WASHINGTON — Facing growing difficulties staffing its Iraq operations, the State Department is debating whether to begin ordering reluctant diplomats to serve in the foreign service's most dangerous posting.
A change to the traditional voluntary assignment system could hurt morale and undercut the Iraq mission by suggesting to the world that U.S. diplomats are not fully committed to the effort. Yet in the nearly three years since the invasion, U.S. officials have found it increasingly difficult to find qualified personnel to fill jobs in Iraq.
Some senior officials acknowledged privately that they favor adopting such "directed assignments," which have not been put to wide-scale use since the Vietnam War. The department is not likely to make the change for the 2006 rotation, but could turn to it for 2007, some diplomats said.
"The department has never wanted to coerce people, and they've always found a way to avoid this," said one senior U.S. official, who asked to remain unidentified because of the sensitivity of the subject. "But the question is out there."
He added: "A lot of us feel they should."
Secretary of State Condoleezza Rice, who would have to approve such a move, was asked about the issue in October by Sen. Richard G. Lugar (R-Ind.), chairman of the Senate Foreign Relations Committee. Rice said in a written reply that department officials were confident they would be able to round up the volunteers they need for Iraq.

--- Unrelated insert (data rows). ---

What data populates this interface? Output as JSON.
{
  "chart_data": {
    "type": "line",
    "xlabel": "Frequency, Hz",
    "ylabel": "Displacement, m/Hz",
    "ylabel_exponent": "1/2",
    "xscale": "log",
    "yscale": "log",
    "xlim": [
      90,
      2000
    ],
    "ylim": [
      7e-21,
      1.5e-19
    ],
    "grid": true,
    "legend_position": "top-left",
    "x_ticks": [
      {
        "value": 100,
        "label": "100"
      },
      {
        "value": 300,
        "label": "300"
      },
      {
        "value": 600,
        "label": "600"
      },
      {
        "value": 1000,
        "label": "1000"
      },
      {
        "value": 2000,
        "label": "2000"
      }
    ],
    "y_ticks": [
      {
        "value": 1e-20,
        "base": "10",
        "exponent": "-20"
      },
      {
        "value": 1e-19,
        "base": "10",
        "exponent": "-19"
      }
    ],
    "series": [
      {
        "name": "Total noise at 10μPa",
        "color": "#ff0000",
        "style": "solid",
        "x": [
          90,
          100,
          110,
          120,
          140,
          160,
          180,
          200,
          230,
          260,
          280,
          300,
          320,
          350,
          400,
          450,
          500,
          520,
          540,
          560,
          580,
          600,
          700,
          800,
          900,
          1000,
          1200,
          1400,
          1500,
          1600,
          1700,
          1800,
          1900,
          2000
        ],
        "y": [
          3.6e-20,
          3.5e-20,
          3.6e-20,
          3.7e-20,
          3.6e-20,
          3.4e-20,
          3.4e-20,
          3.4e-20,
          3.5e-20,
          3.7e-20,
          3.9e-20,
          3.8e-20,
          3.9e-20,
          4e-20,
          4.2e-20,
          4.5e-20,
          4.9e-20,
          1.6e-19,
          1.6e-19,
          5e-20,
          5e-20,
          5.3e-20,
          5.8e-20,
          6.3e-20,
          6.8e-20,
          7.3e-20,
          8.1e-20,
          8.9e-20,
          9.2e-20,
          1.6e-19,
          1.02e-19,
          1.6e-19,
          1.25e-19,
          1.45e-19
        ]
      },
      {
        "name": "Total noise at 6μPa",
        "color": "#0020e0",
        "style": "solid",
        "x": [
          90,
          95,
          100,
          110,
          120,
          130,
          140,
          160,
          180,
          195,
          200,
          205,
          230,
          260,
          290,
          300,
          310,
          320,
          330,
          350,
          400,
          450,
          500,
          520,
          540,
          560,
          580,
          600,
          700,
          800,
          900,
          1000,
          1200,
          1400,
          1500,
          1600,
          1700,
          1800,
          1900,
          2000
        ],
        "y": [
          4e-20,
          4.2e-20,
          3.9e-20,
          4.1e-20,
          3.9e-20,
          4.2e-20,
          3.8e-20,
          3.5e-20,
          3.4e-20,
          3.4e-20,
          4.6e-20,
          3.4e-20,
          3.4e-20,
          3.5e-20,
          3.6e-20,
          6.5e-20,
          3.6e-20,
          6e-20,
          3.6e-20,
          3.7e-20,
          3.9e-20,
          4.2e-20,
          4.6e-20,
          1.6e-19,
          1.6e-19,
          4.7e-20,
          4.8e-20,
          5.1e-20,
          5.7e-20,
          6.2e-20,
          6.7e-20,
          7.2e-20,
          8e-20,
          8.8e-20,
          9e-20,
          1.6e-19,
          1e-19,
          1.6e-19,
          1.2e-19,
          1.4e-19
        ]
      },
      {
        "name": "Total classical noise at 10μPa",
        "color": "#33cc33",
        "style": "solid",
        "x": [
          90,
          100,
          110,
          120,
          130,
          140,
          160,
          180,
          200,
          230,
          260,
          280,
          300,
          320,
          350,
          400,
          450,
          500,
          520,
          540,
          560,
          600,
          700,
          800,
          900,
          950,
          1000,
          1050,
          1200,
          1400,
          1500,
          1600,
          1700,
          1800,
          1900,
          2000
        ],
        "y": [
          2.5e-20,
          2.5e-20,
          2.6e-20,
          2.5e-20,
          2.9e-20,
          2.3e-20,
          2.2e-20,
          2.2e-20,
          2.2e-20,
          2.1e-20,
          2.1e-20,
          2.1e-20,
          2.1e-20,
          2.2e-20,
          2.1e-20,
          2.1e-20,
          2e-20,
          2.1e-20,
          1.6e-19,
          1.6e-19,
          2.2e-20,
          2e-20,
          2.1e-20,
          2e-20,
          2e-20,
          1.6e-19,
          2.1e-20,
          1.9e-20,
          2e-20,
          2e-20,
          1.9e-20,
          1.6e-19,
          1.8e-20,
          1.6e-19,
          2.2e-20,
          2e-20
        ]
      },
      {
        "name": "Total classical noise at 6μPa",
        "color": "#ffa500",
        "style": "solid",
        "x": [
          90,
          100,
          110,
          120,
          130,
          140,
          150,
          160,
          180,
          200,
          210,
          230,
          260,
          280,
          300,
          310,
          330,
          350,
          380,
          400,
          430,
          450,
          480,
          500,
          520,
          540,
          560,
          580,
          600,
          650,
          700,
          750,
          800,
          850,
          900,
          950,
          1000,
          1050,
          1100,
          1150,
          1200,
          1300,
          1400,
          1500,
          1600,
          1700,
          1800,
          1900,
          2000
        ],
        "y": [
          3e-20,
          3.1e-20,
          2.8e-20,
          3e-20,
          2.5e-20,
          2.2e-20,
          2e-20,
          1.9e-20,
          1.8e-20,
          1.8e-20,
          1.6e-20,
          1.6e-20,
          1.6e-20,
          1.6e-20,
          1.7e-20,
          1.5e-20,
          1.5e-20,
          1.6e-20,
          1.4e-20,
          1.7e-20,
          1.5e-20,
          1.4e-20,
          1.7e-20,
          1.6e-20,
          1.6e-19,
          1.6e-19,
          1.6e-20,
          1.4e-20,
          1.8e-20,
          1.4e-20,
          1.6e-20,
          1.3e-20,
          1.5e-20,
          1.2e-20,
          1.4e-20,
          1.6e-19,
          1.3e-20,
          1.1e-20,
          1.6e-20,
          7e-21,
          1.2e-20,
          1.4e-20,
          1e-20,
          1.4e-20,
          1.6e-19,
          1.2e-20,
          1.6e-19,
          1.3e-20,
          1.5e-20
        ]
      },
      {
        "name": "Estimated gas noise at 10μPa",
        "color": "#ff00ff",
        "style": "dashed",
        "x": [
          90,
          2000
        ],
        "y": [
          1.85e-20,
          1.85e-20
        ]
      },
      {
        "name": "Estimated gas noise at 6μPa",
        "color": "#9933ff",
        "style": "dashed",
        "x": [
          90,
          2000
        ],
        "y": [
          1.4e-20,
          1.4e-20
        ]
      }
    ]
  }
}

But she added: "Nevertheless, the secretary has the authority and tools in place to direct assignments should critical vacancies not be filled through the normal assignment processes. The department is prepared to do so should it become necessary."
Adding to the pressure, the State Department also must find personnel for a new network of civilian-military reconstruction teams.
When people join the foreign service, they agree in writing to be available for duty anywhere. Yet in practice, the system has been almost entirely voluntary.
Iraq is widely considered the most dangerous posting in memory, far more dangerous than, for example, Saigon during the Vietnam War. Even Baghdad's protected Green Zone frequently has been bombarded by insurgents. Few diplomats leave the fortified area.
U.S. diplomats who go to Iraq are not allowed to bring their families because of the danger. They stay for one year, rather than the three years typical in safe environments. The short rotation puts an added burden on the department, which each October must begin soliciting volunteers to go the following July.
The department has filled all of its assignments for the yearly rotations since the March 2003 invasion. But it has become harder each year. Last year, staffing wasn't complete until nearly the start of the rotation.
"There's a law of diminishing returns," said the senior U.S. official.
The U.S. Embassy in Baghdad has more than 3,000 employees, of whom fewer than 200 hold diplomatic positions.
David Satterfield, the embassy's second-ranking official, has said that the limited volunteer pool has forced the department to rely too heavily on young and less experienced foreign service officers, according to a Senate Foreign Relations Committee report this month that quoted him. Satterfield told the committee staff that if the decision was his, he would begin mandatory assignments.
A committee staff member said the foreign service volunteers have included many young, adventurous employees, as well as older "empty nesters" with only a few years left before retirement. But there have been too few experienced mid-career employees, he said.
The foreign service, with about 11,000 State Department employees, "can provide only so many bodies," the aide said, speaking on condition of anonymity because he is not authorized to comment publicly.
Top department officials have filled the most senior jobs in Iraq by calling the department's senior Middle East hands and appealing to their patriotism and professionalism. They also make clear to ambitious junior diplomats that a tour in Iraq would be a career boost. But those approaches have not been enough to fully solve the problem.
An upcoming challenge will be to find the skilled staff needed for new "provincial reconstruction teams," joint civilian-military organizations to help Iraqis rebuild the economy and institutions in the hinterlands. These assignments will be especially dangerous, requiring employees to travel far outside the Green Zone.
U.S. agencies have struggled to find qualified people to work on such teams in Afghanistan, where they were first used.
The State Department has resisted mandatory assignments in part because it does not want a confrontation with the American Foreign Service Assn., an employee group that represents diplomats. Though not a union, the group has many senior diplomats among its members and is influential with the department.